Ini Pendapat Pengamat Hukum Soal KPK Bisa SP3 Kasus Korupsi

Jakarta (Independensi.com)
Dewan Perwakilan Rakyat (DPR) RI sudah ketok palu mengesahkan sebagian dari revisi Undang-Undang Komisi Pemberantasan Korupsi yang disetujui DPR dan Pemerintah menjadi Undang-Undang.

Antara lain kewenangan KPK yang kini bisa menghentikan penyidikan dan penuntutan kasus korupsi jika tidak selesai dalam jangka waktu dua tahun melalui keluarnya Surat Perintah Penghentian Penyidikan dan Penuntutan atau SP3.

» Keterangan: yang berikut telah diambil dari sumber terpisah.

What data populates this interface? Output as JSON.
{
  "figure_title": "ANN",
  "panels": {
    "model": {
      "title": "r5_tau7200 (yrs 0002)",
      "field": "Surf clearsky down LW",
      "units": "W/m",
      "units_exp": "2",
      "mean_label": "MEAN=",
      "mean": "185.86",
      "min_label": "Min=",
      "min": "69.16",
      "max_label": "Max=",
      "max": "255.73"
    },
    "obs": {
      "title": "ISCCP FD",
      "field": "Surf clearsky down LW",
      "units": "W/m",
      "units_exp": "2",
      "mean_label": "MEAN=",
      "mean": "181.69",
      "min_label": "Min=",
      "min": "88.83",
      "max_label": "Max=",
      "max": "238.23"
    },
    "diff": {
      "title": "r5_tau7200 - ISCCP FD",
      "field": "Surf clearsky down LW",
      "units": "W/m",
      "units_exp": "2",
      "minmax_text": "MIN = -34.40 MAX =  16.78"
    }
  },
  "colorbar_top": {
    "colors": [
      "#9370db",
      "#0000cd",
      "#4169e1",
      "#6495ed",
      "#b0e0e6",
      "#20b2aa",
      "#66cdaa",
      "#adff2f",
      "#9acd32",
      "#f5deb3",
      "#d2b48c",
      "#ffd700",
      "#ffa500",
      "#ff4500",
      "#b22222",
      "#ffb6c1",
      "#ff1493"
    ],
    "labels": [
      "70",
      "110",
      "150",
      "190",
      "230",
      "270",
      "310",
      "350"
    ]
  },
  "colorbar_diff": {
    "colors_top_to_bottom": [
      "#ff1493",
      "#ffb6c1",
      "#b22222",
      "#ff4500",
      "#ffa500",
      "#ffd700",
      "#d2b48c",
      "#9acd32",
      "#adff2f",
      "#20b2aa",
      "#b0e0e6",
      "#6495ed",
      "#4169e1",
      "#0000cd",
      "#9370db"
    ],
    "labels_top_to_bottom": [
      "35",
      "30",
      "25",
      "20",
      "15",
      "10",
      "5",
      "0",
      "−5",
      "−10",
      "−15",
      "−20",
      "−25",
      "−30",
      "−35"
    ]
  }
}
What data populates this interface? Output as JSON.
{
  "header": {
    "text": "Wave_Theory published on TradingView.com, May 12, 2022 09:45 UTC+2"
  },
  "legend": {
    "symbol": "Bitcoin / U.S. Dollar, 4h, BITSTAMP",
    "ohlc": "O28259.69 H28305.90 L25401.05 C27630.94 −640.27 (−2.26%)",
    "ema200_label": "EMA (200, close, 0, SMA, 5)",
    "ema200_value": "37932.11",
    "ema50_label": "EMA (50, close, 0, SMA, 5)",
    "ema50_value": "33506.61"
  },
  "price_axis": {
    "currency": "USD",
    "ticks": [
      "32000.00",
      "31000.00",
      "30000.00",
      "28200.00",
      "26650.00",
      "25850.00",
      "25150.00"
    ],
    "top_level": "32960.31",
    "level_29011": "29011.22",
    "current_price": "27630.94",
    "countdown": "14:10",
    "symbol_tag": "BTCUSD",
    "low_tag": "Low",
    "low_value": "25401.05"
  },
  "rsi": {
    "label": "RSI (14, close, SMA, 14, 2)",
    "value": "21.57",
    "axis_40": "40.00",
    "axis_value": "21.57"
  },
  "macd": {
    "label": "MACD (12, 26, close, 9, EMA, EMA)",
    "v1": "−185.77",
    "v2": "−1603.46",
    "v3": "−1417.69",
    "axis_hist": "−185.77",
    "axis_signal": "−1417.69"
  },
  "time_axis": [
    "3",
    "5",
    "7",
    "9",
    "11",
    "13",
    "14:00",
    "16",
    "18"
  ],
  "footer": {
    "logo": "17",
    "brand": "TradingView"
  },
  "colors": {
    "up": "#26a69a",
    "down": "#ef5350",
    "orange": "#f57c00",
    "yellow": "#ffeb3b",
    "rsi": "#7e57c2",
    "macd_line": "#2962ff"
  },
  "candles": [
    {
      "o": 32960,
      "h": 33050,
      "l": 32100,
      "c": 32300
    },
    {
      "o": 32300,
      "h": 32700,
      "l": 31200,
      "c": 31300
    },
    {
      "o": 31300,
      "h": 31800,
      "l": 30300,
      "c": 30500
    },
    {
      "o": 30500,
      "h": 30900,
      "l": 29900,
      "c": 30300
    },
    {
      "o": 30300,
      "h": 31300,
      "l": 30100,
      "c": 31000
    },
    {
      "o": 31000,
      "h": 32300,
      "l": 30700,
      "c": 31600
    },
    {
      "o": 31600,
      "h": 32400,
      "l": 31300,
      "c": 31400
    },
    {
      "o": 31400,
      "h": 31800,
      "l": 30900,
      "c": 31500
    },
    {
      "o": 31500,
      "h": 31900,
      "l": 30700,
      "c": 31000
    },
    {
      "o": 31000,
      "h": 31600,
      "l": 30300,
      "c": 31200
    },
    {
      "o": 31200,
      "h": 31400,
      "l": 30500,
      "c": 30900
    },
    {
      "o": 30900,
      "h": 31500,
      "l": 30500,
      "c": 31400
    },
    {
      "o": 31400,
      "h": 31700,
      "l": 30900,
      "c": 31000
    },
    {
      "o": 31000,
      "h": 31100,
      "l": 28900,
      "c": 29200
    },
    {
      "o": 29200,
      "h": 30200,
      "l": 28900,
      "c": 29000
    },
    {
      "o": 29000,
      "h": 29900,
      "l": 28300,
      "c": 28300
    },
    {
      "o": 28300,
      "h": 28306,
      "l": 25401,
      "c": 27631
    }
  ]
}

Terhadap perubahan wewenang KPK tersebut diamini pengamat dan praktisi hukum Chairul Imam yang berpengalaman menangani kasus-kasus korupsi serta pernah menjabat Direktur Penyidikan pada JAM Pidsus Kejaksaan Agung.

“Ini salah satu kewenangan dari KPK yang memang perlu direvisi dari Undang-Undang KPK yaitu bisa menerbitkan SP3,” katanya kepada Independensi.com, Rabu (18/9/2019)

Dia pun menyebutkan langkah pemerintah dan DPR merevisi UU KPK adalah sah-sah saja. “Undang-Undang kan bukan kitab suci seperti Al Qur’an. Jadi bisa kapan saja direvisi,”

Adapun SP3, tegas Chairul, adalah jalan keluar jika ditengah penanganan kasus dugaan korupsi yang diusut penegak hukum, termasuk KPK ternyata itu bukan merupakan tindak pidana.

“Atau kalaupun ada kerugian negara ternyata masuk dalam ranah perdata,” kata Chairul seraya menyebutkan mungkin bagi KPK tidak masalah jika penanganan kasusnya masih di tahap penyelidikan.

“Karena bisa dihentikan oleh KPK. Tapi jika sudah tahap penyidikan, KPK tidak boleh menghentikannya sesuai UU KPK lama sebelum direvisi,” kata Chairul.

Padahal, tuturnya, KPK sudah terlanjur menetapkan dan mengumumkan seseorang jadi tersangka, menahannya serta menyita aset-aset tersangka.

“Nah bagaimana dong dengan status orang tersebut jika tidak dihentikannya penyidikan oleh KPK. Apa sampai meninggal harus menyandang status tersangka terus,” tuturnya.

Selain itu, kata dia, bagaimana dengan aset-aset milik tersangka yang disita. “Bagaimana untuk mengembalikannya jika KPK tak berwenang menghentikannya melalui SP3.”

Disebutkannya selama ini bagi polisi dan jaksa tidak masalah jika kasus dugaan korupsi yang disidik bukan tindak pidana atau masuk ranah perdata.

“Karena kita bisa SP3 dan kalau masuk ruang lingkup perdata bisa kita gugat secara perdata melalui pengadilan,” ucap Chairul. (MUJ).